Le monde du cyclisme vit une révolution silencieuse, loin des pelotons ultra-encadrés et des voitures balais. Son nom ? Le gravel en unsupported (ou gravel en autonomie totale). Inspiré des pionniers des courses transcontinentales, ce mode d'aventure consiste à parcourir des centaines, voire des milliers de kilomètres sur des chemins et des routes, sans aucune assistance extérieure.
En unsupported, vous êtes votre propre mécanicien, votre propre médecin, votre propre directeur sportif et votre propre chef cuisinier. Si vous crevez au milieu de la nuit dans un massif isolé ou si vous manquez d'eau au détour d'une piste aride, vous ne pouvez compter que sur vous-même et ce que vous transportez.
Pourquoi cette pratique fascine-t-elle autant ? Comment s'équiper sans transformer son vélo en char d’assaut ? Comment s'entraîner et gérer la logistique ? Voici le guide complet pour vous lancer dans l’aventure de l'autonomie pure.
Pour bien comprendre le phénomène, il faut d'abord poser les règles du jeu. Le terme "unsupported" (non assisté) repose sur un principe éthique strict : l'égalité des chances face à la trace.
Que vous participiez à un événement officiel ou que vous partiez pour un défi personnel, les règles de base restent les mêmes :
Aucune assistance privée : Pas de véhicule suiveur, pas de proche qui vous attend au col avec un sandwich ou une chambre à air.
Accès aux services publics uniquement : Tout ce que vous utilisez doit être accessible à n'importe quel autre cycliste.
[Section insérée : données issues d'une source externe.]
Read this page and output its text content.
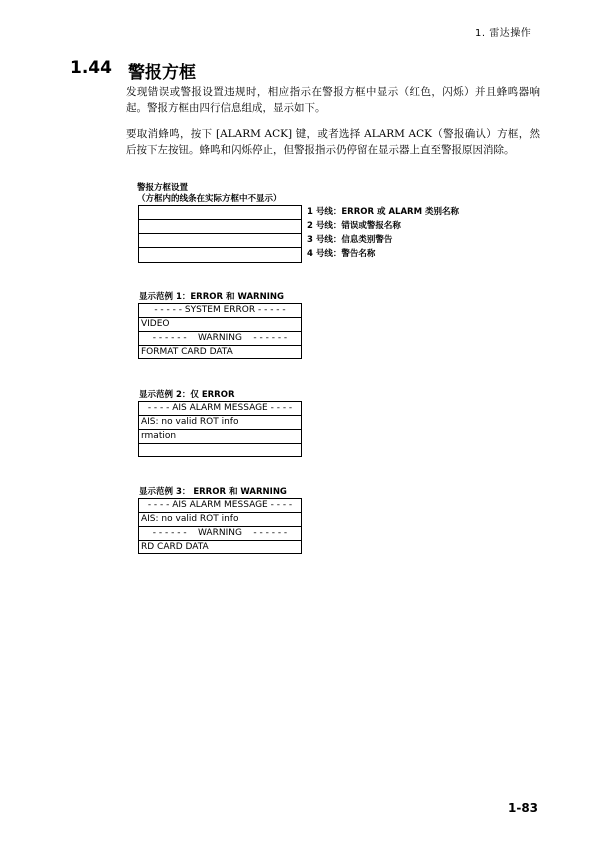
1. 雷达操作
1.44 警报方框
发现错误或警报设置违规时，相应指示在警报方框中显示（红色，闪烁）并且蜂鸣器响起。警报方框由四行信息组成，显示如下。
要取消蜂鸣，按下 [ALARM ACK] 键，或者选择 ALARM ACK（警报确认）方框，然后按下左按钮。蜂鸣和闪烁停止，但警报指示仍停留在显示器上直至警报原因消除。
警报方框设置
（方框内的线条在实际方框中不显示）
1 号线：ERROR 或 ALARM 类别名称
2 号线：错误或警报名称
3 号线：信息类别警告
4 号线：警告名称
显示范例 1：ERROR 和 WARNING
- - - - - SYSTEM ERROR - - - - -
VIDEO
- - - - - -    WARNING    - - - - - -
FORMAT CARD DATA
显示范例 2：仅 ERROR
- - - - AIS ALARM MESSAGE - - - -
AIS: no valid ROT info
rmation
显示范例 3： ERROR 和 WARNING
- - - - AIS ALARM MESSAGE - - - -
AIS: no valid ROT info
- - - - - -    WARNING    - - - - - -
RD CARD DATA
1-83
Vous pouvez acheter à manger dans une boulangerie, dormir à l'hôtel ou réparer votre vélo dans un magasin local, à condition que ces commerces soient ouverts à tous de la même manière.
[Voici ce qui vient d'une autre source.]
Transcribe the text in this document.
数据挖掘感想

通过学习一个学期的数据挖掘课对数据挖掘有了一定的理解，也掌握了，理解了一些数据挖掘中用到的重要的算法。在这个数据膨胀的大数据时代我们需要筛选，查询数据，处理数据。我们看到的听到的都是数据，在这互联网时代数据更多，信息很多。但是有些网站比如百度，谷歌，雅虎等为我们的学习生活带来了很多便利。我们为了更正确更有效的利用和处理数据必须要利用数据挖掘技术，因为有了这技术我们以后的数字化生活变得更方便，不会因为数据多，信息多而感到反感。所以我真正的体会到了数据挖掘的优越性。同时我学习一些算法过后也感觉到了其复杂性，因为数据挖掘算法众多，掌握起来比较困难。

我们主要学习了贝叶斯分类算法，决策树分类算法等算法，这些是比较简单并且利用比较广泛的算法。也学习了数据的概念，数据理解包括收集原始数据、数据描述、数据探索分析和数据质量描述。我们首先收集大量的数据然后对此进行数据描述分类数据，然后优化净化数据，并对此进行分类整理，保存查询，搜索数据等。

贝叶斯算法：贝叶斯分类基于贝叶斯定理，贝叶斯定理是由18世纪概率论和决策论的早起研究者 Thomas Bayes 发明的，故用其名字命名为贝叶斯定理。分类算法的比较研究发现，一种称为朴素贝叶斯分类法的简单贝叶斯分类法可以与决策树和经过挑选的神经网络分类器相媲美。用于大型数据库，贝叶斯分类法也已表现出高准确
Pas de partage d'équipement : Si vous roulez à deux, chacun transporte son propre matériel de réparation et son propre système de couchage. L'entraide matérielle entre participants est proscrite.
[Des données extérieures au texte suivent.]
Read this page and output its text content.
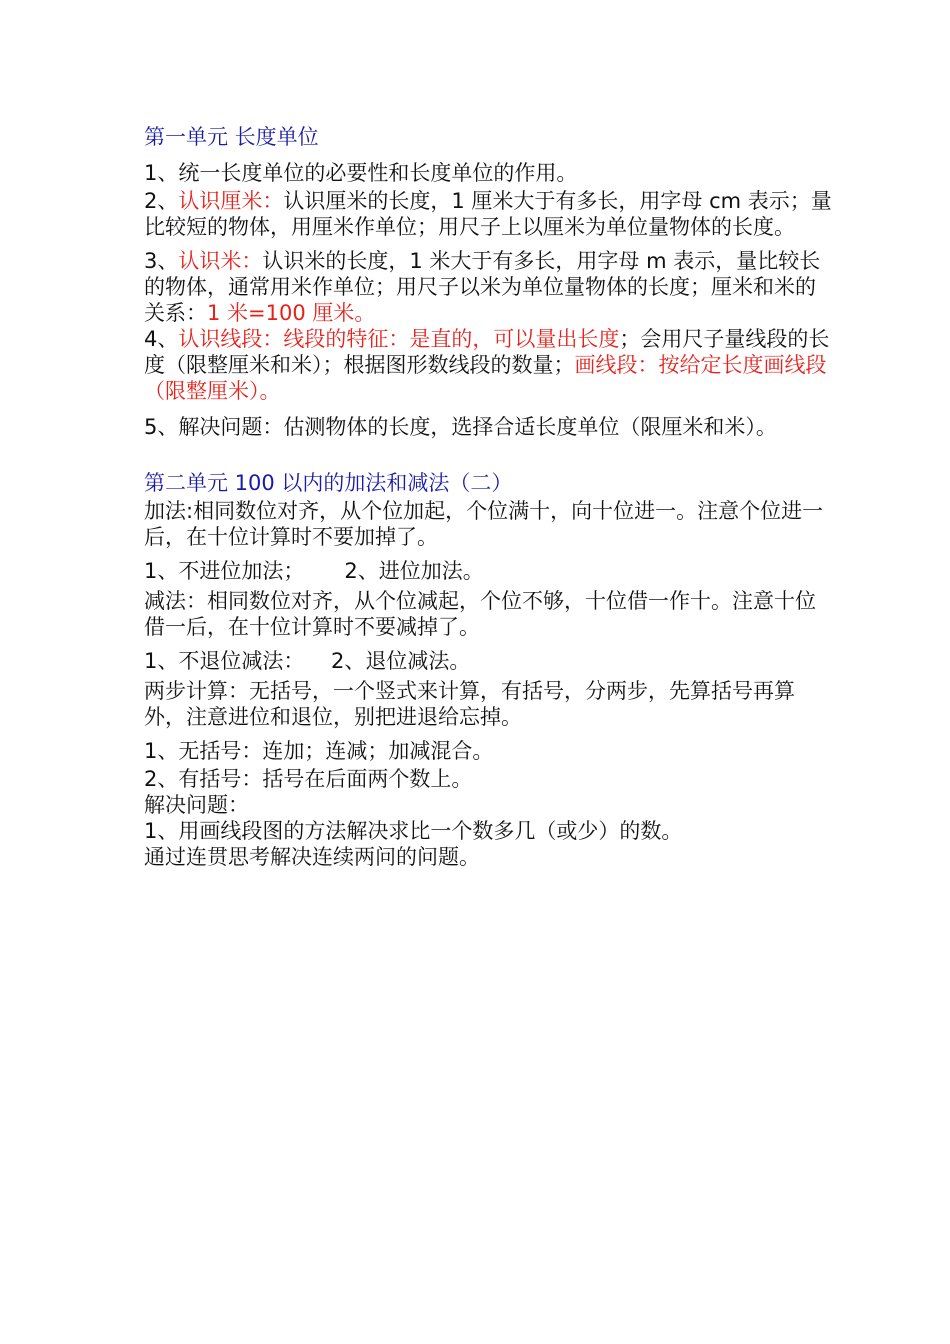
第一单元 长度单位

1、统一长度单位的必要性和长度单位的作用。

2、认识厘米：认识厘米的长度，1 厘米大于有多长，用字母 cm 表示；量比较短的物体，用厘米作单位；用尺子上以厘米为单位量物体的长度。

3、认识米：认识米的长度，1 米大于有多长，用字母 m 表示，量比较长的物体，通常用米作单位；用尺子以米为单位量物体的长度；厘米和米的关系：1 米=100 厘米。

4、认识线段：线段的特征：是直的，可以量出长度；会用尺子量线段的长度（限整厘米和米）；根据图形数线段的数量；画线段：按给定长度画线段（限整厘米）。

5、解决问题：估测物体的长度，选择合适长度单位（限厘米和米）。

第二单元 100 以内的加法和减法（二）

加法:相同数位对齐，从个位加起，个位满十，向十位进一。注意个位进一后，在十位计算时不要加掉了。

1、不进位加法；      2、进位加法。

减法：相同数位对齐，从个位减起，个位不够，十位借一作十。注意十位借一后，在十位计算时不要减掉了。

1、不退位减法：    2、退位减法。

两步计算：无括号，一个竖式来计算，有括号，分两步，先算括号再算外，注意进位和退位，别把进退给忘掉。

1、无括号：连加；连减；加减混合。

2、有括号：括号在后面两个数上。

解决问题：

1、用画线段图的方法解决求比一个数多几（或少）的数。

通过连贯思考解决连续两问的问题。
Cette pureté logistique transforme le cyclisme. Le gravel en unsupported n’est plus seulement un effort physique ; c’est un problème complexe de gestion de ressources à haute intensité.
On pourrait pratiquer l’unsupported sur un vélo de route ou sur un VTT. Pourtant, c’est avec le vélo de gravel que cette discipline a trouvé son terrain d'expression favori.
Le gravel offre la polyvalence ultime. Grâce à des pneus larges (généralement entre 40 et 50 mm) et une géométrie axée sur le confort, il permet d'enchaîner les kilomètres de bitume tout en bifurquant sur des pistes forestières, des voies vertes ou des chemins caillouteux. C'est l'outil de liberté par excellence.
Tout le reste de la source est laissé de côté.